Fullerton believes that many of these people are still battling the war of memory, suppressing the past in an attempt to cope.

“A Vietnamese novelist, Viet Thanh Nguyen, famously said, ‘All wars are fought twice, the first time on the battlefield, the second time in memory,’” noted Fullerton. “And so I realized that many people are still battling the second war: the one in their memory. I think that some of the women I interviewed had kept their stories boiled up inside for all these years, and talking to me might have been the first time they verbally processed what happened.”

Thus, wanting to help keep their oral histories alive, Fullerton set out to uncover the story of Vietnamese women’s experience during the Vietnam War.

“I created a mixed-media anthology of prose, poetry, and historical documents, inspired by interviews I conducted,” she said. “Textbook descriptions of wars often omit women’s and children’s perspectives, so by focusing on women’s experiences, it was my mission to create a fuller and more equitable telling of the Vietnam War.”

She found that many of these women have been holding their stories in for decades, many of whom now wished to pass down their stories to future generations, after not having wanted to do so in the years past.

“Listening goes a long way,” Fullerton said. “When conducting the interviews, it was not the questions I asked or the comments I made that encouraged the interviewee to respond; I think it was the fact that I listened actively and empathetically.”

Zarin Rizvi ’24 saw that many children lacked a computer science education, so she decided to implement a coding program for children aged 5-14 at a summer camp near her.

Through this program, she taught a group of over 50 kids of varying ages, genders, races, and experience levels. Each student was able to develop and refine their coding skill, additionally learning more about a potential future in this discipline.

“I had the opportunity to discuss coding as a potential career path,” Rizvi said, “emphasizing how their creativity and new skills could be harnessed in this field, inspiring a new generation of coders. The program promoted diversity and inclusion within the tech field, while also nurturing a sense of community and collaboration among participants.”

Most notably, Rizvi discovered the value of personalized instruction, tailoring her methods to each child’s individual needs.
“With such a wide range of ages, backgrounds, and experience levels among the children, I quickly realized that a one-size-fits-all approach wouldn’t be effective,” Rizvi said. “Some kids needed a challenge, while others required a more fundamental understanding of coding concepts.
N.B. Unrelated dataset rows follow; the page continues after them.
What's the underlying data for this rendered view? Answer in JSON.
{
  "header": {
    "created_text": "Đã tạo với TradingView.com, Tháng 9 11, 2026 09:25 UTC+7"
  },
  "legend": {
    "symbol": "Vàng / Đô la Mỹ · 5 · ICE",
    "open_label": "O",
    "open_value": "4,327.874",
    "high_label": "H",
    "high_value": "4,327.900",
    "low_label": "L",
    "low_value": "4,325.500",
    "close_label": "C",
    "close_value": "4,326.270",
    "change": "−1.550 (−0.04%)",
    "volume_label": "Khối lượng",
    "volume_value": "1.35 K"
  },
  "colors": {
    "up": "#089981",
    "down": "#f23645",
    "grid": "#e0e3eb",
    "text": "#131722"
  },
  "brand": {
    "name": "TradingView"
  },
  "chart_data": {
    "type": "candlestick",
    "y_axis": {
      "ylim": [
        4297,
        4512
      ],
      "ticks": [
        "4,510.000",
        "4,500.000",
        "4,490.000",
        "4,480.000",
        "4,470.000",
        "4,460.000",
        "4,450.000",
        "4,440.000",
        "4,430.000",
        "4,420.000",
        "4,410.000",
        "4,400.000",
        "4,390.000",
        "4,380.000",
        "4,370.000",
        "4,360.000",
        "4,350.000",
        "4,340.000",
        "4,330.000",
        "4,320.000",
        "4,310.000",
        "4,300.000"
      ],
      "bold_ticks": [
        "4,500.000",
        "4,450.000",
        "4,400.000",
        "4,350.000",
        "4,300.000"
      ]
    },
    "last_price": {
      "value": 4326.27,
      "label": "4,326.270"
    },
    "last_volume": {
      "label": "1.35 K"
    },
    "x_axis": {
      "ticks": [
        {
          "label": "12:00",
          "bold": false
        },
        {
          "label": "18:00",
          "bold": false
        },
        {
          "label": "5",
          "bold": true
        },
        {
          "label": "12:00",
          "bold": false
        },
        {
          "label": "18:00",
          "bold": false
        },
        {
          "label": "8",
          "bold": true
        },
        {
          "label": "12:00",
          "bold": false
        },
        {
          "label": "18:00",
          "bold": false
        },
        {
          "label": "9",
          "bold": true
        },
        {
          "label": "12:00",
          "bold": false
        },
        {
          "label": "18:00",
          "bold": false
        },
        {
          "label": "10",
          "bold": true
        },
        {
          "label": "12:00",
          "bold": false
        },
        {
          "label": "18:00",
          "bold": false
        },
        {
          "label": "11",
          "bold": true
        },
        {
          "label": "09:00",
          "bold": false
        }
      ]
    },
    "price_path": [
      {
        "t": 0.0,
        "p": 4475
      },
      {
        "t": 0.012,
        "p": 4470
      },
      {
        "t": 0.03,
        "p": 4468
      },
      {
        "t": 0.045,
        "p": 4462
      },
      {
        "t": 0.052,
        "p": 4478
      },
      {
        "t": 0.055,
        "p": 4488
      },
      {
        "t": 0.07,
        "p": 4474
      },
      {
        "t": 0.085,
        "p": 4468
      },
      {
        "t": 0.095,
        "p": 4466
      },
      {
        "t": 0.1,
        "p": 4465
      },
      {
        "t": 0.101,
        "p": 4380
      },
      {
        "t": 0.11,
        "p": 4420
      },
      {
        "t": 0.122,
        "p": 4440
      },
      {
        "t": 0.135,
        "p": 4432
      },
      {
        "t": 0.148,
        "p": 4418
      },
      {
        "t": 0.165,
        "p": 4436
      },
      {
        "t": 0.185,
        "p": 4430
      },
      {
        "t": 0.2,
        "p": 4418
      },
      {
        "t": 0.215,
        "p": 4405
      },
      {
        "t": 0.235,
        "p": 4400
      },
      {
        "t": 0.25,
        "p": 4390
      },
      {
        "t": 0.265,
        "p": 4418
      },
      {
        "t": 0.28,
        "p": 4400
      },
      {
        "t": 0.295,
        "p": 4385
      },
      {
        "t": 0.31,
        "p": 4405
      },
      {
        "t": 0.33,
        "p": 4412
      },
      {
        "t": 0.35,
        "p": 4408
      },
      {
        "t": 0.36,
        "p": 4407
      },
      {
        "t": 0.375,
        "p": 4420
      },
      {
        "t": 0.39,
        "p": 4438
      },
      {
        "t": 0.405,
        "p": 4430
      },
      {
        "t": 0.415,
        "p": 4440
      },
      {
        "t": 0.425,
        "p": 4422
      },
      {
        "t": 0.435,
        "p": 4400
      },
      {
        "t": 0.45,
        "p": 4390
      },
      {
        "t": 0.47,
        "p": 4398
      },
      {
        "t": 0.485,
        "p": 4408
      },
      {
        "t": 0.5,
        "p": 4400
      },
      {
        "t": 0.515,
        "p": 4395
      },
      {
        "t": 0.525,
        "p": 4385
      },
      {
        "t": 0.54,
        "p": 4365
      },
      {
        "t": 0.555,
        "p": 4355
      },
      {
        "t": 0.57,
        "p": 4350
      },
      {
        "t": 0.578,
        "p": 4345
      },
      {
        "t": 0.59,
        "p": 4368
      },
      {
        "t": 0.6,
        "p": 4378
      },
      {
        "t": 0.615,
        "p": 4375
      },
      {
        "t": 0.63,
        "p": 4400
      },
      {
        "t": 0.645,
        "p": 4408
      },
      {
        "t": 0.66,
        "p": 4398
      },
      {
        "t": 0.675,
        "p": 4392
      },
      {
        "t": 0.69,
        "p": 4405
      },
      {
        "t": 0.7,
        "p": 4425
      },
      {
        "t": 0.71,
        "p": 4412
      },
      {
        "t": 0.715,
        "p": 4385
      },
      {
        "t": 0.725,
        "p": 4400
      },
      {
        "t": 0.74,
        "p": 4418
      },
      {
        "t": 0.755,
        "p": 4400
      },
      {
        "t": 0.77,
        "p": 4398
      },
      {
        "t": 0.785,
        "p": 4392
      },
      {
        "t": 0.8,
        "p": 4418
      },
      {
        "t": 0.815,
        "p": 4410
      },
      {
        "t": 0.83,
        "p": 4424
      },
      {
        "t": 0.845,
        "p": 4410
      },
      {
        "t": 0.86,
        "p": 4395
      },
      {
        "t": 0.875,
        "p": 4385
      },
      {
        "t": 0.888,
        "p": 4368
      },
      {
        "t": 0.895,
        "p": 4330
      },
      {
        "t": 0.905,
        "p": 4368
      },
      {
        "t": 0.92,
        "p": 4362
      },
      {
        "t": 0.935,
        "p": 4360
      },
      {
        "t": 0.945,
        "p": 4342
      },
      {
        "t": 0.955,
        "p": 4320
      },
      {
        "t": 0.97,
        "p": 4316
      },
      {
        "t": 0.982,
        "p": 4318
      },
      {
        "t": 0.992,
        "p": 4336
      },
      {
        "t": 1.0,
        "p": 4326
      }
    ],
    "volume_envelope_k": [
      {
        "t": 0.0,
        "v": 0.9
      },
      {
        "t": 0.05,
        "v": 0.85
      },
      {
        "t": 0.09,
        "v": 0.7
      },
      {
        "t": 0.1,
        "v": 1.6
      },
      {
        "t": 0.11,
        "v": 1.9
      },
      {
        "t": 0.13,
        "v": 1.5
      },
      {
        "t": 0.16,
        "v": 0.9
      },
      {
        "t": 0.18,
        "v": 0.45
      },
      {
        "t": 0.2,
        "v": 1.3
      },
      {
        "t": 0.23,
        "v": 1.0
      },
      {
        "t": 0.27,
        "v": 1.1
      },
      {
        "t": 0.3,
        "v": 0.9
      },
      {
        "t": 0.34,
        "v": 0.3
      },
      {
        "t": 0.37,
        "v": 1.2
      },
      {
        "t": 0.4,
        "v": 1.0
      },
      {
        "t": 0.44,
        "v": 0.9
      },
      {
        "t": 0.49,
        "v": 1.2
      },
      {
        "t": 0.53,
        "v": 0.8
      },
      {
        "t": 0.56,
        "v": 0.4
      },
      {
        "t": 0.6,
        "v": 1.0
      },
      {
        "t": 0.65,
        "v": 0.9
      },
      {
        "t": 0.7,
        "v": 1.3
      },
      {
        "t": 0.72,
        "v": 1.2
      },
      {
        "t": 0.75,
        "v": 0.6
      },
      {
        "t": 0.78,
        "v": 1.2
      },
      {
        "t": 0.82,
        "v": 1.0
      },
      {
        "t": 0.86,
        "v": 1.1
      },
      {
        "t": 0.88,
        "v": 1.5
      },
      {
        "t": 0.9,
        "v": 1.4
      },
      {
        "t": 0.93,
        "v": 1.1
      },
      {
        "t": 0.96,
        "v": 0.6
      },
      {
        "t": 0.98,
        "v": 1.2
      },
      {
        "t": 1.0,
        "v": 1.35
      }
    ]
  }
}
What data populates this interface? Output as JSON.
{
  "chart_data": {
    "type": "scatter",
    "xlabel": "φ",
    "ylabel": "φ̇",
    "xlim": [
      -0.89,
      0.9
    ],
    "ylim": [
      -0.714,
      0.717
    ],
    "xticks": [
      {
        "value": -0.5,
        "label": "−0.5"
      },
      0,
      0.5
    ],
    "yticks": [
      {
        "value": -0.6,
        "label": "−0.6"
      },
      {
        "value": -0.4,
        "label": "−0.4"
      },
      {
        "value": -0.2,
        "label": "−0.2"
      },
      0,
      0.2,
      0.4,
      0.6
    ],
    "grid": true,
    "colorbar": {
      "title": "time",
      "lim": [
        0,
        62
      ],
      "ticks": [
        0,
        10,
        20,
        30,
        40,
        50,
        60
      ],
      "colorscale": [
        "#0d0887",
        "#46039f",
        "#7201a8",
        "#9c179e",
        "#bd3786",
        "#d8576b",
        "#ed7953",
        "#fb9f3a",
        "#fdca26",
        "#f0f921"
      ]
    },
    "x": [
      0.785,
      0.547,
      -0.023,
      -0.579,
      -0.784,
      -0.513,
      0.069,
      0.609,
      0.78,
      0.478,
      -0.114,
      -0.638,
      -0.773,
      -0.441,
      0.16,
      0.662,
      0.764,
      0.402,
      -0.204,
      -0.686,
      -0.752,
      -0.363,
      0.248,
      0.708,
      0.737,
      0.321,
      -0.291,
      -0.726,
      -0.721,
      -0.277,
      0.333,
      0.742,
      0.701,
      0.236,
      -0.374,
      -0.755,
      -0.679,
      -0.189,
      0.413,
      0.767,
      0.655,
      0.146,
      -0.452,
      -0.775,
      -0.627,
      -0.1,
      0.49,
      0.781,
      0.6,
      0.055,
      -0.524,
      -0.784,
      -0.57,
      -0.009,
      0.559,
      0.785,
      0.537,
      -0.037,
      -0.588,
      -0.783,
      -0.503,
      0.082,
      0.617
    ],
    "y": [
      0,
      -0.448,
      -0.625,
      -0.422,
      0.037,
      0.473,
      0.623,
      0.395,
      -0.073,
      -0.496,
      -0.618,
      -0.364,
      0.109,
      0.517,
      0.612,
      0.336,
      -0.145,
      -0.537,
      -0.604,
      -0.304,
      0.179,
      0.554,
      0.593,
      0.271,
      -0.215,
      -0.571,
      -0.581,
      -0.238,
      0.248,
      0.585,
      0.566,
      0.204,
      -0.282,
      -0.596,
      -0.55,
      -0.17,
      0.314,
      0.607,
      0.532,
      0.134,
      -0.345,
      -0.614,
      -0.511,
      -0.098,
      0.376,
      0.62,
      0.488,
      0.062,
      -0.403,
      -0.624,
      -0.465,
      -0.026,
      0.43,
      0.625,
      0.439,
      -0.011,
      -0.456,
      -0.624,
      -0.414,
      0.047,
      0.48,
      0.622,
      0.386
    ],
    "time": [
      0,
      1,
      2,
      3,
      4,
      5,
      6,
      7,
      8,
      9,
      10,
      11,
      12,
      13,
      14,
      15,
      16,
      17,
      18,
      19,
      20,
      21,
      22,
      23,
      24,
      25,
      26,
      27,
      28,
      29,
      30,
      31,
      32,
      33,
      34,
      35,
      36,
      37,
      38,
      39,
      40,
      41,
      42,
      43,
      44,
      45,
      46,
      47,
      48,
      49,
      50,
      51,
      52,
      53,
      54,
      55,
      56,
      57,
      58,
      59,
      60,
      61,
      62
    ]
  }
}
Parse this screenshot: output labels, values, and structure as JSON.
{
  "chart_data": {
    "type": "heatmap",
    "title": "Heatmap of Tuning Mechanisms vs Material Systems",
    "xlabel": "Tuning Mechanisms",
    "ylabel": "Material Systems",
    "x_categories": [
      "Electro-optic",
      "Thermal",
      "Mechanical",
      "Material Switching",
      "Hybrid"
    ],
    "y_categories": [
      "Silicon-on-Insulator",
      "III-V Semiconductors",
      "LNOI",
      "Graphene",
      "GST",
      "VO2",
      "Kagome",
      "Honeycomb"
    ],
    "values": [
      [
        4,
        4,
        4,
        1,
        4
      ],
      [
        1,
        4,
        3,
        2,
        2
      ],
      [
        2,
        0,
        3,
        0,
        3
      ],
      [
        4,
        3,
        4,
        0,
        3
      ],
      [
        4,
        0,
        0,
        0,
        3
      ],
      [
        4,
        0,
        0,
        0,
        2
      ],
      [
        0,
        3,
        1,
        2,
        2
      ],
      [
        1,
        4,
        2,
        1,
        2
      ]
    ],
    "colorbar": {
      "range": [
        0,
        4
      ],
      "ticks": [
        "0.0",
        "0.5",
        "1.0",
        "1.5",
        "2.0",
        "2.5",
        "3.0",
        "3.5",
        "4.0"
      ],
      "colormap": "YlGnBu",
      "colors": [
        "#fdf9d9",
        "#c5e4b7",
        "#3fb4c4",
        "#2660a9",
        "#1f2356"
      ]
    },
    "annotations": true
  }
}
I tapped into their interests to make the learning process engaging and enjoyable, which led to positive feedback and, in some cases, sparked a newfound love for coding.”

Upon the conclusion of the program, she expressed a deep sense of fulfillment and pride in the positive impact she had on the young learners.

“Witnessing the progress of the students over the course of the month was incredibly rewarding,” Rizvi said. “The experience has underscored the significance of expanding my passions to teach others because it creates a community where students can learn freely and introduce their own individuality into their work … It created opportunities for future expansion, and personally, it inspired me to continue making a positive difference in computer science education.”

Throughout the summer, these students worked tirelessly to make an impact, demonstrating remarkable empathy for those less fortunate. These projects exemplify that every effort, no matter how large or small, holds the power to improve those who reside in our surrounding communities, through one way or another.